An experimental Zika vaccine developed by US scientists has been found in two early clinical trails to be safe and promising in preventing infection by the deadly virus.
The findings, published in the journal Lancet, showed that it induced an immune response in healthy adults.
The investigational vaccine, developed by scientists at the National Institute of Allergy and Infectious Diseases (NIAID), part of the US National Institutes of Health, includes a small, circular piece of DNA called a plasmid.
Scientists inserted genes into the plasmid that encode two proteins found on the surface of the Zika virus.
The researchers found that when the vaccine was injected into muscle, the body produced proteins that assemble into particles that mimic the Zika virus and trigger the body to mount an immune response.

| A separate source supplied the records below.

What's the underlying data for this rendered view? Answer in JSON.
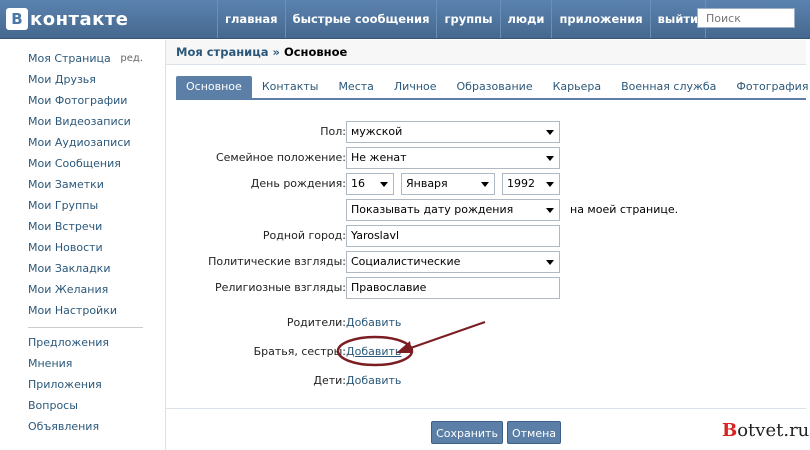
{
  "header": {
    "logo_text": "контакте",
    "logo_mark": "B",
    "nav": [
      "главная",
      "быстрые сообщения",
      "группы",
      "люди",
      "приложения",
      "выйти"
    ],
    "search_placeholder": "Поиск"
  },
  "leftmenu": {
    "items": [
      "Моя Страница",
      "Мои Друзья",
      "Мои Фотографии",
      "Мои Видеозаписи",
      "Мои Аудиозаписи",
      "Мои Сообщения",
      "Мои Заметки",
      "Мои Группы",
      "Мои Встречи",
      "Мои Новости",
      "Мои Закладки",
      "Мои Желания",
      "Мои Настройки"
    ],
    "edit_label": "ред.",
    "extra_items": [
      "Предложения",
      "Мнения",
      "Приложения",
      "Вопросы",
      "Объявления"
    ]
  },
  "breadcrumb": {
    "parent": "Моя страница",
    "separator": "»",
    "current": "Основное"
  },
  "tabs": [
    "Основное",
    "Контакты",
    "Места",
    "Личное",
    "Образование",
    "Карьера",
    "Военная служба",
    "Фотография"
  ],
  "form": {
    "gender": {
      "label": "Пол:",
      "value": "мужской"
    },
    "marital": {
      "label": "Семейное положение:",
      "value": "Не женат"
    },
    "birthday": {
      "label": "День рождения:",
      "day": "16",
      "month": "Января",
      "year": "1992"
    },
    "birthday_display": {
      "value": "Показывать дату рождения",
      "note": "на моей странице."
    },
    "hometown": {
      "label": "Родной город:",
      "value": "Yaroslavl"
    },
    "political": {
      "label": "Политические взгляды:",
      "value": "Социалистические"
    },
    "religious": {
      "label": "Религиозные взгляды:",
      "value": "Православие"
    },
    "parents": {
      "label": "Родители:",
      "link": "Добавить"
    },
    "siblings": {
      "label": "Братья, сестры:",
      "link": "Добавить"
    },
    "children": {
      "label": "Дети:",
      "link": "Добавить"
    }
  },
  "buttons": {
    "save": "Сохранить",
    "cancel": "Отмена"
  },
  "watermark": {
    "b": "B",
    "rest": "otvet.ru"
  },
  "colors": {
    "header": "#4a76a8",
    "accent": "#5b7fa6",
    "link": "#2b587a",
    "annotation": "#7a1e22"
  }
}
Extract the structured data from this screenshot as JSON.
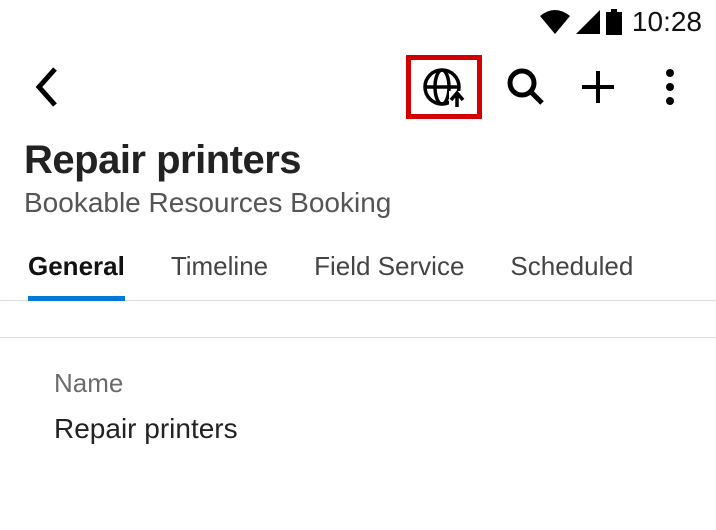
{
  "status": {
    "time": "10:28"
  },
  "appbar": {
    "highlighted_icon": "globe-upload-icon"
  },
  "header": {
    "title": "Repair printers",
    "subtitle": "Bookable Resources Booking"
  },
  "tabs": [
    {
      "label": "General",
      "active": true
    },
    {
      "label": "Timeline",
      "active": false
    },
    {
      "label": "Field Service",
      "active": false
    },
    {
      "label": "Scheduled",
      "active": false
    }
  ],
  "form": {
    "name": {
      "label": "Name",
      "value": "Repair printers"
    }
  }
}
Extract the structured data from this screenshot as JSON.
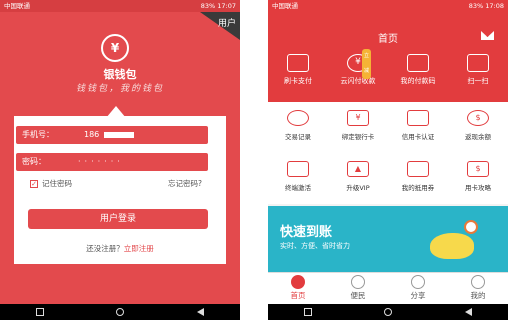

For clinical testing, the researchers developed two different plasmids – VRC5288 and VRC5283. They were tested in two separate trials.
The scientists analysed blood samples obtained from participants four weeks after their final vaccinations.
They found that 60 to 89 per cent of participants generated a neutralising antibody response to VRC5288, whereas 77 to 100 per cent of participants generated a neutralising antibody response to VRC5283.
“Following early reports that Zika infection during pregnancy can lead to birth defects, NIAID scientists rapidly created one of the first investigational Zika vaccines using a DNA-based platform and began initial studies in healthy adults less than one year later,” said NIAID Director Anthony Fauci.
“NIAID has begun Phase 2 testing of this candidate to determine if it can prevent Zika virus infection, and the promising Phase 1 data published today support its continued development,” Fauci said on Monday.